Detectability of druggable gene fusions by amplicon-based next generation sequencing in nationwide lung cancer genomic screening project (LC-SCRUM-Japan)

Background

Kinase gene fusions, such as ALK, ROS1 and RET fusions, are critical druggable targets for lung cancer, and the development of multiplexed testing for these fusions as well as gene mutations and amplifications is required in clinical settings. We evaluated the detectability of gene fusions by a next generation sequencing (NGS) system, which has been applied in our nationwide genomic screening project (LC-SCRUM-Japan) with academic-industrial collaboration since March 2015.

Methods

DNA and RNA extracted from lung cancer samples were subjected to a NGS system, Oncomine Comprehensive Assay, which is an amplicon-based sequencing and enables the simultaneous analysis of >4000 different genomic variants including 183 types of gene fusions. ROS1 and RET fusions were also analyzed using RT-PCR and detected fusions were confirmed by FISH.

Results

As of April 2016, 1,118 patients from 209 institutions across Japan had been enrolled in this project. Among 989 available samples, including 900 non-small cell carcinomas and 89 small cell carcinomas, gene fusions were detected in 83 samples (8%). The detected fusion genes were 34 ROS1 (3%), 25 RET (3%), 19 ALK (2%), 2 FGFR2 (0.2%) and 1 FGFR3 (0.1%). The concordance rates between NGS and RT-PCR for the detection of ROS1 and RET fusions were both 0.99, and the detection sensitivities/specificities of these two fusions in NGS assay were 0.94/1.00 and 0.95/1.00, respectively.

Conclusions

Our nation-wide large scale screening revealed that this amplicon-based NGS assay allows for the detection of various druggable gene fusions, especially of ROS1 and RET fusions with high sensitivities and specificities, indicating that this NGS assay is clinically applicable to a molecular diagnostics for targeted therapies in lung cancer.
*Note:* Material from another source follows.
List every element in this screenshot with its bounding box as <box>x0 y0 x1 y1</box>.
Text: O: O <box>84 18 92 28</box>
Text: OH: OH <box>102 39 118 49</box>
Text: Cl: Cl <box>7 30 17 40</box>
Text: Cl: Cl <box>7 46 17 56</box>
Clinical trial identification

Legal entity responsible for the study

National Cancer Center

Funding

Japan Agency for Medical Research and Development (AMED)

Disclosure

S. Matsumoto, K. Yoh, K. Goto: Grants from Chugai Pharm., MSD, Astra Zeneka, Taiho Pharm., Ono Pharm., Eisai, Pfizer, Kyowa Hakko Kirin, Eli Lilly, Takeda Pharm., Novartis Pharma, Daiichi Sankyo, Astellas Pharma and Amgen Astellas BioPharma, during the conduct of the study. Y. Ohe: Grants and personal fees from AstraZeneca, Chugai, Lilly, Ono, Taiho, Novartis, Pfizer, Bristol Myers, Dainippon Sumitomo, Merck, Daiichi Sankyo, Nippon Kayaku, Boehringer Ingelheim, Bayer, MSD, Clovis Oncology and Sanofi, outside the submitted work. T. Seto: Grants and personal fees from AstraZeneca, Chugai, Lilly, Ono, Sumitomo, Taiho, Novartis, Merck, Daiichi Sankyo, Boehringer, MSD, Sanofi, Pfizer, Eisai, Fuji, Hisamitsu, Kyowa Hakko, Roche, Takeda, Astellas, Bayer and Yakult, outside the submitted work. T. Kohno: Grants from Daiichi Sankyo, outside the submitted work. K. Tsuchihara: Personal fees from Takeda, personal fees from Chugai Pharma, personal fees from AstraZeneca, personal fees from Eisai, personal fees from Merck Serono, outside the submitted work. All other authors have declared no conflicts of interest.